Archive for May 2014

Manufactured under factory conditions

Jacob Clifton, Mad Men Creator Calls Out Entitled Baby Boomer Bullshit

It’s not hard to understand why Baby Boomers still consider themselves the center of the universe. For one thing, we all do. For another, they were manufactured under factory conditions to replace dead Americans from the War […] But to me, the most important part is the invention of television:

Imagine a new appliance in your own home whose only function is endlessly telling your life back to you, in brighter colors than reality and with a soundtrack we’re still listening to, and autobiographical feature-length music videos like The Big Chill suddenly make a lot more sense: ‘This is us, remember us? We are trying our best.’

Going on to embed Matthew Weiner’s clip from Tuesday’s (May 20) Colbert Report, Weiner talks about how the 1960s mythology has been created by Boomers, and he wanted to tell the story of those adults (like Don Draper, born in the 1920s) who experienced it, rather than the juvenile experiences of the young-adults who have since mythologized it.

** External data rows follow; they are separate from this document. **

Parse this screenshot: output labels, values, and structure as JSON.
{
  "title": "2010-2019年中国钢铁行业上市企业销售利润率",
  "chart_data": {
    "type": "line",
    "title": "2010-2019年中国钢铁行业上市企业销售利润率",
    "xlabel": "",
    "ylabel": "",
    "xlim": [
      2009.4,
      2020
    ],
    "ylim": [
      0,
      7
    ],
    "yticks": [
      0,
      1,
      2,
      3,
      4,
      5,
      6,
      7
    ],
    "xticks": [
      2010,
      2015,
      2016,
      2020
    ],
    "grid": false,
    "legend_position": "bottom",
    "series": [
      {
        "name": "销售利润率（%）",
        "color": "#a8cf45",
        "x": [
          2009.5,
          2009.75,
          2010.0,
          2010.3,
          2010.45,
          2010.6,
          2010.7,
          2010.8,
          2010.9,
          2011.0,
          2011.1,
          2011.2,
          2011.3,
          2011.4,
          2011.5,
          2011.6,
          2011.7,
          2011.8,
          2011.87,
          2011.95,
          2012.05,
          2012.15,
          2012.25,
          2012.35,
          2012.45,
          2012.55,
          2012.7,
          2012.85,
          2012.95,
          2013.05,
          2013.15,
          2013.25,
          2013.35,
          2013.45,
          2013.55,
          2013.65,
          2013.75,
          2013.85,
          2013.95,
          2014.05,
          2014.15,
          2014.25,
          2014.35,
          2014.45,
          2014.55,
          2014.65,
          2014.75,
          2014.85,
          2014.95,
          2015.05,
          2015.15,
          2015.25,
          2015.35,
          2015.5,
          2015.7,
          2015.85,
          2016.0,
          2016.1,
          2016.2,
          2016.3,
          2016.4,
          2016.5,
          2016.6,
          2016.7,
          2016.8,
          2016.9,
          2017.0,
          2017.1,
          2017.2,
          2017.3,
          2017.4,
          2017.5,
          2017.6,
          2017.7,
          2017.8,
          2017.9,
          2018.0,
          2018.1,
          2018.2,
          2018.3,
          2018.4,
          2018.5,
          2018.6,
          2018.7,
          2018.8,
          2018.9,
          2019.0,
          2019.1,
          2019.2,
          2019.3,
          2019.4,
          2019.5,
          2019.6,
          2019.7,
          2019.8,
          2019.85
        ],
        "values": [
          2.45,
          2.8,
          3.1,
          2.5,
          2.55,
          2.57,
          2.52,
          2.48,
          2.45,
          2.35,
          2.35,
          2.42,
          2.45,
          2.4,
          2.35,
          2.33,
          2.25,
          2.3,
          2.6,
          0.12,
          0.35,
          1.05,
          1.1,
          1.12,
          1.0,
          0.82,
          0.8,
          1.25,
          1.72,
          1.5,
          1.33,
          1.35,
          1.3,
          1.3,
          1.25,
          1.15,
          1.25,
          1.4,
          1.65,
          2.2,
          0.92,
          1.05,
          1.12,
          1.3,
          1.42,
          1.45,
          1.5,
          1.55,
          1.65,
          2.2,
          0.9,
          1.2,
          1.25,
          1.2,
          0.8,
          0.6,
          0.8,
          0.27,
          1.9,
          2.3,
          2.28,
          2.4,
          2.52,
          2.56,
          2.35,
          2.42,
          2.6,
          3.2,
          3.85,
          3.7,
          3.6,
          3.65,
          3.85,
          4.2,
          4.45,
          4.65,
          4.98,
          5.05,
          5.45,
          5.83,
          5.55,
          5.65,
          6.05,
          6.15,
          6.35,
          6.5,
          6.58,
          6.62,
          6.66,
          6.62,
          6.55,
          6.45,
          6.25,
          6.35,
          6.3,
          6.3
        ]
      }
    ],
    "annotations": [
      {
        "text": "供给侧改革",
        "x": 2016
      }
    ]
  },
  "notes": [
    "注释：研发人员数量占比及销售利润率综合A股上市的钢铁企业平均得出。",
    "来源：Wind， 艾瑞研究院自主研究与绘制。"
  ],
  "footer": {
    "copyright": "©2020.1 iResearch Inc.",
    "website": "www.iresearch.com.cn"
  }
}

Colbert: The Baby Boomers, they won’t let us stop thinking about the Sixties
Weiner: They think they invented sex, drugs and you know … and so they have a view of it that is a child’s view of it, so I wanted to say, what would it be if you were an adult that lived through, let’s say, some fairly interesting things like World War II and The Great Depression, and then this comes along. And there was tremendous change, and the cliché turbulence, and free love and things like that. But there’s free love in the 1920s, there’s free love in the 1930s, the Beatnik movement of the ’50s; no one invented any of this. What really happened was, there was a generation that was asked very little. They got education, they got a lot of entertainment, they got a lot of spending money, they became the focus of the economy, of entertainment, of everything. There was a war going on that they were supposed to fight, some of them didn’t. But the generation before them, all of them fought. They have a very sort of demanding thing, I experience it in real life, they’ll come up to me and be like, ‘what happened to this?!’ or ‘what happened to that?!’ and I’m like, ‘I’m not telling your story, I’m telling the story of your parents, or your grandparents’.

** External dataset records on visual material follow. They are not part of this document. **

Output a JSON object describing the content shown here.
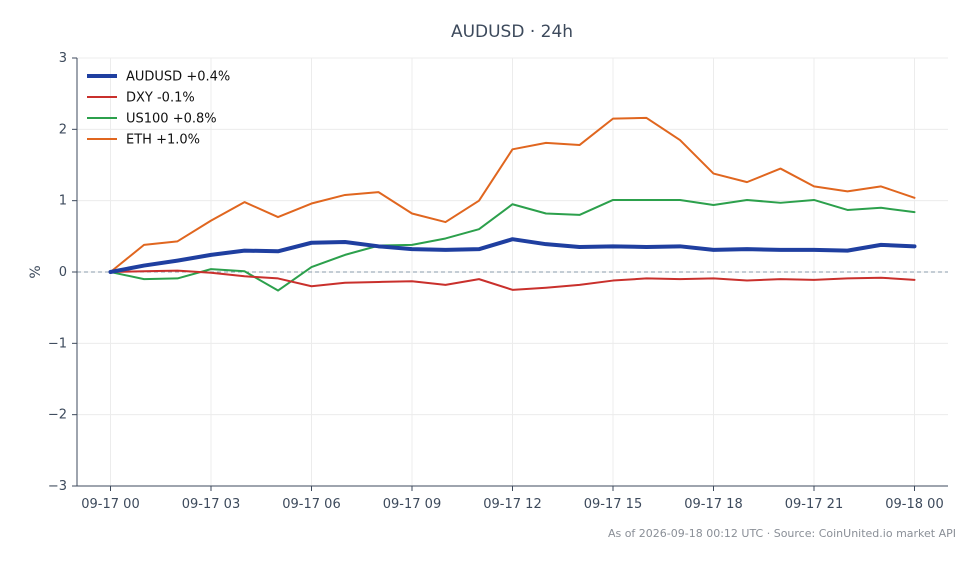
{
  "chart_data": {
    "type": "line",
    "title": "AUDUSD · 24h",
    "xlabel": "",
    "ylabel": "%",
    "ylim": [
      -3,
      3
    ],
    "xlim": [
      -1,
      25
    ],
    "yticks": [
      -3,
      -2,
      -1,
      0,
      1,
      2,
      3
    ],
    "ytick_labels": [
      "−3",
      "−2",
      "−1",
      "0",
      "1",
      "2",
      "3"
    ],
    "xticks": [
      0,
      3,
      6,
      9,
      12,
      15,
      18,
      21,
      24
    ],
    "xtick_labels": [
      "09-17 00",
      "09-17 03",
      "09-17 06",
      "09-17 09",
      "09-17 12",
      "09-17 15",
      "09-17 18",
      "09-17 21",
      "09-18 00"
    ],
    "x": [
      0,
      1,
      2,
      3,
      4,
      5,
      6,
      7,
      8,
      9,
      10,
      11,
      12,
      13,
      14,
      15,
      16,
      17,
      18,
      19,
      20,
      21,
      22,
      23,
      24
    ],
    "grid": true,
    "zero_line": true,
    "legend_position": "top-left",
    "series": [
      {
        "name": "AUDUSD +0.4%",
        "color": "#1f3fa0",
        "width": 4,
        "values": [
          0.0,
          0.09,
          0.16,
          0.24,
          0.3,
          0.29,
          0.41,
          0.42,
          0.36,
          0.32,
          0.31,
          0.32,
          0.46,
          0.39,
          0.35,
          0.36,
          0.35,
          0.36,
          0.31,
          0.32,
          0.31,
          0.31,
          0.3,
          0.38,
          0.36
        ]
      },
      {
        "name": "DXY -0.1%",
        "color": "#c9302c",
        "width": 2,
        "values": [
          0.0,
          0.01,
          0.02,
          -0.01,
          -0.06,
          -0.09,
          -0.2,
          -0.15,
          -0.14,
          -0.13,
          -0.18,
          -0.1,
          -0.25,
          -0.22,
          -0.18,
          -0.12,
          -0.09,
          -0.1,
          -0.09,
          -0.12,
          -0.1,
          -0.11,
          -0.09,
          -0.08,
          -0.11
        ]
      },
      {
        "name": "US100 +0.8%",
        "color": "#2ca04c",
        "width": 2,
        "values": [
          0.0,
          -0.1,
          -0.09,
          0.04,
          0.01,
          -0.26,
          0.07,
          0.24,
          0.37,
          0.38,
          0.47,
          0.6,
          0.95,
          0.82,
          0.8,
          1.01,
          1.01,
          1.01,
          0.94,
          1.01,
          0.97,
          1.01,
          0.87,
          0.9,
          0.84
        ]
      },
      {
        "name": "ETH +1.0%",
        "color": "#e0661f",
        "width": 2,
        "values": [
          0.0,
          0.38,
          0.43,
          0.72,
          0.98,
          0.77,
          0.96,
          1.08,
          1.12,
          0.82,
          0.7,
          1.0,
          1.72,
          1.81,
          1.78,
          2.15,
          2.16,
          1.85,
          1.38,
          1.26,
          1.45,
          1.2,
          1.13,
          1.2,
          1.04
        ]
      }
    ],
    "source_note": "As of 2026-09-18 00:12 UTC · Source: CoinUnited.io market API"
  }
}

Kim Stanley Robinson comments on The Hunger Games

From How America’s Leading Science Fiction Authors Are Shaping Your Future by Eileen Gunn:

Smithsonian spoke with the eminent critic John Clute, co-editor of the Encyclopedia of Science Fiction, who quotes Bertrand Russell’s prophetic words from 1924: “‘I am compelled to fear that science will be used to promote the power of dominant groups, rather than to make men happy.’ The real fear today,” Clute continues, “is that the world we now live in was intended by those who profit from it.”

Kim Stanley Robinson—the best-selling author of the Mars trilogy, 2312 and Shaman—shares this fear, and sees it manifested in the popularity of Suzanne Collins’ novel The Hunger Games, in which a wealthy governing class uses ruthless gladiatorial games to sow fear and helplessness among the potentially rebellious, impoverished citizens. “Science fiction represents how people in the present feel about the future,” Robinson says. “That’s why ‘big ideas’ were prevalent in the 1930s, ’40s and partly in the ’50s. People felt the future would be better, one way or another. Now it doesn’t feel that way. Rich people take nine-tenths of everything and force the rest of us to fight over the remaining tenth, and if we object to that, we are told we are espousing class warfare and are crushed. They toy with us for their entertainment, and they live in ridiculous luxury while we starve and fight each other. This is what The Hunger Games embodies in a narrative, and so the response to it has been tremendous, as it should be.